When recreating her conversation with her father, Cassandre seems to be in an alternate state of consciousness, but that's a pretty difficult thing to convey when you have musicians behind you, taking in deep breaths, smiling quietly, stealing glances at you, turning pages of their music notes not loudly but definitely audibly (essentially breaking character), having two performances occurring at the same time can only be distracting. If both are competing for the audience's attention, it's a non-zero sum situation. One performance will win. And one will lose.

I shan't be the one to choose, though. while both performances were synchronized nicely, it still seemed forced. I did have a clear favorite though. Cassandre is bathedÑ- or rather inundated in -- a white light that doesn't quite manage to look ethereal. The lighting only emphasized her pallor. Cassandra looked less and less like the cursed beauty Greek mythology intended her to be, and more and more like Glenn Close circa Fatal Attraction. The musicians behind her looked yellow. It didn't matter if the musicians looked the part, though. The French horn bellowed when Cassandra was outraged, announcing her troubles to the world. The contrabassoon's vibrating moans paralleled Cassandra's own, and the high-pitched shrills of the oboe rivaled those of Sukowa. Trigger words like the "nape of her neck" would give way to an influx of smooth violin sounds, thick and milky.

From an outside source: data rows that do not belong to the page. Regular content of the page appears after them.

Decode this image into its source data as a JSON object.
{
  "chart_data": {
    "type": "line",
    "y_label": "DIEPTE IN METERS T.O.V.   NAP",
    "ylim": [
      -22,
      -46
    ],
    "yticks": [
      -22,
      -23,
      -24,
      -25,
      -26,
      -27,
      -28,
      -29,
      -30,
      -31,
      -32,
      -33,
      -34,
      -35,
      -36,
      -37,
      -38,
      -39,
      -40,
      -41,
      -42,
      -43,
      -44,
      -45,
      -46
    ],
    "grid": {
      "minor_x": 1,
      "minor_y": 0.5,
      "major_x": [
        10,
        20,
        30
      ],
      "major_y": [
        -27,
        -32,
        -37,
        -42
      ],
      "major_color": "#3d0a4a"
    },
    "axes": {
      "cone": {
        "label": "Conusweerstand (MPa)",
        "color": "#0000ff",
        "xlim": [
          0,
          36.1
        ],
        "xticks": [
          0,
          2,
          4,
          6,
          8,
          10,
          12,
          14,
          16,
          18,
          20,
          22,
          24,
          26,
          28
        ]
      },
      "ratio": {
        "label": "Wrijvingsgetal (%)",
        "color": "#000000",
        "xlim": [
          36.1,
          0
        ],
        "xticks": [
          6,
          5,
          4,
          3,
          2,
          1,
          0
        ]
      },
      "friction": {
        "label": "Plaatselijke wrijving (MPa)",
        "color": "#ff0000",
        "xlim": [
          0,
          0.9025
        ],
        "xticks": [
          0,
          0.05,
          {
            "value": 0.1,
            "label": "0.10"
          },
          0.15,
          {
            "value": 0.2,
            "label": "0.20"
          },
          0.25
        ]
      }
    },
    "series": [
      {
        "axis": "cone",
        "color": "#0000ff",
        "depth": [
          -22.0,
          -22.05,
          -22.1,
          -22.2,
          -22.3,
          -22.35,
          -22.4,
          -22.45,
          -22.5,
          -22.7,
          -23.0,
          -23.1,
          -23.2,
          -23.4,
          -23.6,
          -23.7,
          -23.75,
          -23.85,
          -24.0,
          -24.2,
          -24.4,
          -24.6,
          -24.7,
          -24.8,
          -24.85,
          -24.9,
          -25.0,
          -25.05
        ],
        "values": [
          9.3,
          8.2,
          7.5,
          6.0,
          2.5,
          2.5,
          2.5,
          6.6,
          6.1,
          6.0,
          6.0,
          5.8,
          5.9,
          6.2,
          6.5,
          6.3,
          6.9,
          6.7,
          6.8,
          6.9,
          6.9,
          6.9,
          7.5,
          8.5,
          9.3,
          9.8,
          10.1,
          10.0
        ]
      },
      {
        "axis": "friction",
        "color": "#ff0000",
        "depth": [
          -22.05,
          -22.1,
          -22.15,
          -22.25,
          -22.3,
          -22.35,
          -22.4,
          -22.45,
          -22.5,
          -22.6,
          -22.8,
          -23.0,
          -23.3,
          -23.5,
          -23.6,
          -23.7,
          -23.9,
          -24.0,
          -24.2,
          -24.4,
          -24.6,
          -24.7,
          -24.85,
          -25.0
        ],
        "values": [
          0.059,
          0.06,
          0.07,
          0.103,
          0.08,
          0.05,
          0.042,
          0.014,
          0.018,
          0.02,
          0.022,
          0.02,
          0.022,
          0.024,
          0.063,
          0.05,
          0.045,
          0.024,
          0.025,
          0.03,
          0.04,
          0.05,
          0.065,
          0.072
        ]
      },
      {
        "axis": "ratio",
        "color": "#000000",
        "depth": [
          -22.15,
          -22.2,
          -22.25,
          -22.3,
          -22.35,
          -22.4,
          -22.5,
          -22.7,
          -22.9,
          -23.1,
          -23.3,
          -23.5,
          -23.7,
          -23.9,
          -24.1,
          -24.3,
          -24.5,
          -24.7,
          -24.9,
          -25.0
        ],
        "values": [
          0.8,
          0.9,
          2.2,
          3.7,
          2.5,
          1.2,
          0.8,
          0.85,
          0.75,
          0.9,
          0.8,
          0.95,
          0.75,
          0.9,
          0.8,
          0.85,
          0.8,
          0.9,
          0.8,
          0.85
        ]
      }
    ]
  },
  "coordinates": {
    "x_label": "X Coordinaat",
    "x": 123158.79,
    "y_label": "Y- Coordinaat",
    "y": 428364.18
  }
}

And -- my cup runneth over -- any mention of Achilles prompted an almost musical epithet, led by music that was salty, poppy and heroic.

Perhaps it would have been different if the audience had been allowed to feel the desired range of emotions for themselves, and not had every conceivable adjective for "horror" shoved down their throats. Even spoken lines like "anyone who doesn't side with us now is against us" seemed to be politically charged. Of course they had a right to be, but in a time where parallels to the Bush administration have become common in popular culture, claiming that you "can't win a war against a phantom" seem frail and fuzzy.

So, which came first? The orchestra's music or Cassandre's misery? The true question, is not which came first, but whether the St. Louis Symphony Orchestra's decision to allow both to coexist in one stage, with one audience whose members had only one pair of ears and one pair of eyes each, was a wise one. Perhaps the performance was full of too many conflicting edges to allow me to come up with just one clear answer.